Ein gutes Beispiel dazu ist, wenn wir Münzen auf eine harte Platte fallen lassen. Große Münzen klingen anders als kleine. Am Klang können wir auch erkennen, ob es sich um Münzen aus Kupfer, Silber, Gold, Messing oder Kupfer/Nickel Legierungen handelt. Dieser Klang könnte uns sogar anzeigen, ob die Münzen echt sind.

Der Körper hört mit

Bisher haben wir nur vom Hören mit den Ohren gesprochen. Das betrifft den Tonumfang mit allen Frequenzen im oben genannten Bereich. Die Haut nimmt Frequenzen wahr, die das Ohr nicht hört, niedrige Schwingungen bis hin zum Infraschall, wie er auch von Windkraftwerken ausgeht. Sogar werden bestimmte Körperbereiche von bestimmten Instrumenten angesprochen. So geht eine Violine unter die Haut, ein Xylophon spricht das Skelett an. Camille Saint-Saens hat in „Karneval der Tiere“ das Xylophon für die Gebeine der Fossilien verwendet. Metall- oder Glas-Töne wirken auf die Muskeln. Tiefe Bässe wirken auf den Bauch. Herbert Grönemeyer hat das im Lied über ein taubes Mädchen verarbeitet: „Sie mag Musik nur wenn sie laut ist …“. Dieses Mädel hört die Musik über ihren Körper.

Nur noch ein Instrument als Beispiel, die Harfe, die auf unsere Nerven wirkt, wir spüren ihre Töne in uns und ihre beruhigende Wirkung. Ein Instrument, das ich persönlich sehr liebe, ist die finnische Kantele, eine Art Tischharfe mit einem hohen Klangkorpus. Die Melodien dieses Instruments dringen tief in mich ein. Wir hören also nicht nur mit unseren Ohren, sondern mit dem ganzen Körper.

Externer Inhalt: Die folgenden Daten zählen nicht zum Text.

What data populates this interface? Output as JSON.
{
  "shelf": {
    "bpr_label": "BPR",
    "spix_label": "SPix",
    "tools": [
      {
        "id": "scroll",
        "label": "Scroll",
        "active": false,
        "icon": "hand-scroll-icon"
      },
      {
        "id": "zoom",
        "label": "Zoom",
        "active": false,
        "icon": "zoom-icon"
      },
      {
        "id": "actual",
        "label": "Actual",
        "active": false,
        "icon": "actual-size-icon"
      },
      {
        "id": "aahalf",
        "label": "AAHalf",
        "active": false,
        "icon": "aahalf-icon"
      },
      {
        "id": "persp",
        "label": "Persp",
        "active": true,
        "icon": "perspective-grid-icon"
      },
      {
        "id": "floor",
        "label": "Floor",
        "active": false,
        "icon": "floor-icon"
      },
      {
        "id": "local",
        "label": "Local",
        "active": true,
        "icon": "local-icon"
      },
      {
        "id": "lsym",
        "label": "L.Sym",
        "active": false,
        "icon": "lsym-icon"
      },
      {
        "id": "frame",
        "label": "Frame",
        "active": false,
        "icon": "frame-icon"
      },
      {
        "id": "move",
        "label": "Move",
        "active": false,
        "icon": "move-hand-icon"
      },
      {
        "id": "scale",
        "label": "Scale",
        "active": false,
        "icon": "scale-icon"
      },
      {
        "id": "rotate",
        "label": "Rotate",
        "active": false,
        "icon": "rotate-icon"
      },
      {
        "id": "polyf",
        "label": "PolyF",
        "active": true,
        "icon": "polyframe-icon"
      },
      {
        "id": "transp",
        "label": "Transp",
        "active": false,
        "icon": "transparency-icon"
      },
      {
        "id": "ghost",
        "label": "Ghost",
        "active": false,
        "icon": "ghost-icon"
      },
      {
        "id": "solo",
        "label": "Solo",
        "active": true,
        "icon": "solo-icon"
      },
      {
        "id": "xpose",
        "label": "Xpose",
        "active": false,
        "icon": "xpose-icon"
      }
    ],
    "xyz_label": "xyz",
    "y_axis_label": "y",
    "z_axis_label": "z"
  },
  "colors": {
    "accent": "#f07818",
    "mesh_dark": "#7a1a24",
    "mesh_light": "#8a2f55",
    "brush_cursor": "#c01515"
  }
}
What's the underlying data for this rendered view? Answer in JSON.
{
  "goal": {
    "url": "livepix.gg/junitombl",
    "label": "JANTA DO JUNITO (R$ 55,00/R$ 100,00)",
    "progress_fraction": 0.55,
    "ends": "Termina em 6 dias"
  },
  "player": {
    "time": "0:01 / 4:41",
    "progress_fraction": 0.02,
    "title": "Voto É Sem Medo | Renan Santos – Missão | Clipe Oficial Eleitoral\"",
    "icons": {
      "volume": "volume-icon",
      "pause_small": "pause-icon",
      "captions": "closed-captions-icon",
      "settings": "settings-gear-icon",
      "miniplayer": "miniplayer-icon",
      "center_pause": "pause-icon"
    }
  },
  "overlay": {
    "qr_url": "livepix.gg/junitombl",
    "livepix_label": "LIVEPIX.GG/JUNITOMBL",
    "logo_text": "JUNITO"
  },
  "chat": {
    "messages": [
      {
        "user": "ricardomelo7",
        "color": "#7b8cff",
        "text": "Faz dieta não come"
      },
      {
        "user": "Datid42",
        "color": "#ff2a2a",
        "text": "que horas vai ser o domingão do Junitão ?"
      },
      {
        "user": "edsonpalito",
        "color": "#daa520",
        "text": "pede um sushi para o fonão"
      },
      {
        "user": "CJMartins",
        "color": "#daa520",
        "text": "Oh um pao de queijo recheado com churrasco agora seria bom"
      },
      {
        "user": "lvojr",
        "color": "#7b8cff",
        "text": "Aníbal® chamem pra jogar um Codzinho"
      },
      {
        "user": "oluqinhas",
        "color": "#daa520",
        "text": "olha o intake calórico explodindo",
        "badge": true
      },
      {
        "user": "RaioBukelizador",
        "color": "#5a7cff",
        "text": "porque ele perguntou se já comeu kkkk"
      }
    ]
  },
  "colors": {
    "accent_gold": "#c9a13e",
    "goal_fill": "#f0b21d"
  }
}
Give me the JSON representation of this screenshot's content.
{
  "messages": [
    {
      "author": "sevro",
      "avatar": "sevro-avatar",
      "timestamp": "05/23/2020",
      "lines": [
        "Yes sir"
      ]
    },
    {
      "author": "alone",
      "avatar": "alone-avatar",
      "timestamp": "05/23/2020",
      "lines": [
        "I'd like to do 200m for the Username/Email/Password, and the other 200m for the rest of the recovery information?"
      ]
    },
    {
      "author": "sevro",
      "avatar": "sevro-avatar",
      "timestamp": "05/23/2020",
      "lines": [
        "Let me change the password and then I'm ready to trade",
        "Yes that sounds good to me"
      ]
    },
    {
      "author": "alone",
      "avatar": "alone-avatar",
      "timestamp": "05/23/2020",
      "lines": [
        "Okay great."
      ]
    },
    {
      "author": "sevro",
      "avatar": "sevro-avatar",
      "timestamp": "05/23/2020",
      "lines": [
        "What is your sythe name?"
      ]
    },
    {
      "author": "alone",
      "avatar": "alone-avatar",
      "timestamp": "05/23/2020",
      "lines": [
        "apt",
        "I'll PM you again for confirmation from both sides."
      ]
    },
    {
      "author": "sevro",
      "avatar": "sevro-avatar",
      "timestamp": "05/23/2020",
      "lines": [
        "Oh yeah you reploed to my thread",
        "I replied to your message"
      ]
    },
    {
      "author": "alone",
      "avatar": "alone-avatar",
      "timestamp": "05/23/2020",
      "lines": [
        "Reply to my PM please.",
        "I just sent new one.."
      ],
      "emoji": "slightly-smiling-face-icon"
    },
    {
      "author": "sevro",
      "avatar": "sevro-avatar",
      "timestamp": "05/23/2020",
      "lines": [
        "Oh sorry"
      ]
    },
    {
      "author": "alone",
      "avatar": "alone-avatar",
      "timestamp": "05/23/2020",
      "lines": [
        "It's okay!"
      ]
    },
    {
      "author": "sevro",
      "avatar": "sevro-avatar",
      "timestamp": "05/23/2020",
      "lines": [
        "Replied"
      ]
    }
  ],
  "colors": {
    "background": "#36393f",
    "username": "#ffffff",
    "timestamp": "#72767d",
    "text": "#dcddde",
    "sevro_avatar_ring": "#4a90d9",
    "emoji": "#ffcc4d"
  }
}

Musik hören berührt die Seele

Musik, die auf unser Ohr trifft, macht etwas mit uns. Ein bekannter Dirigent bezeichnete Musik als Sprache der Seele. Ein einzelner Ton einer gezupften Seite kann schon einen heilenden Effekt haben, ein bestimmter Klang kann Verspannungen lösen, ein Lied kann streitende Parteien zusammenführen. So konnte schon König Saul in der Bibel, der von einem bösen Geist befallen war, nur durch den Klang einer Zither wieder beruhigt werden.

Wenn wir Musik hören, die einen bestimmten Rhythmus haben, verleitet sie uns, den Takt mitzuwippen oder darauf zu tanzen und dem gehörten Klang durch die Bewegung des Körpers Ausdruck zu verleihen. Hier ist die Verbindung zum Bewegungssinn

Hören und Musik gehören zusammen. Doch es gibt Unterschiede der Interpretation von Musik. Der Unterschied besteht darin, ob der Interpret mit seiner Musik beeindrucken will, dann präsentiert er damit mehr sein eigenes Ego. Wenn er aber mit seiner Musik berühren will, stellt er die Verbindung und Kommunikation mit der Seele her. Deswegen achtet ein Geigenbauer darauf, den Klang des Menschen zu spüren, der ihm den Auftrag für eine Geige erteilt hat, denn letztendlich wird die Stimme der Geige zum Gesang der Seele des Menschen, der sie spielt.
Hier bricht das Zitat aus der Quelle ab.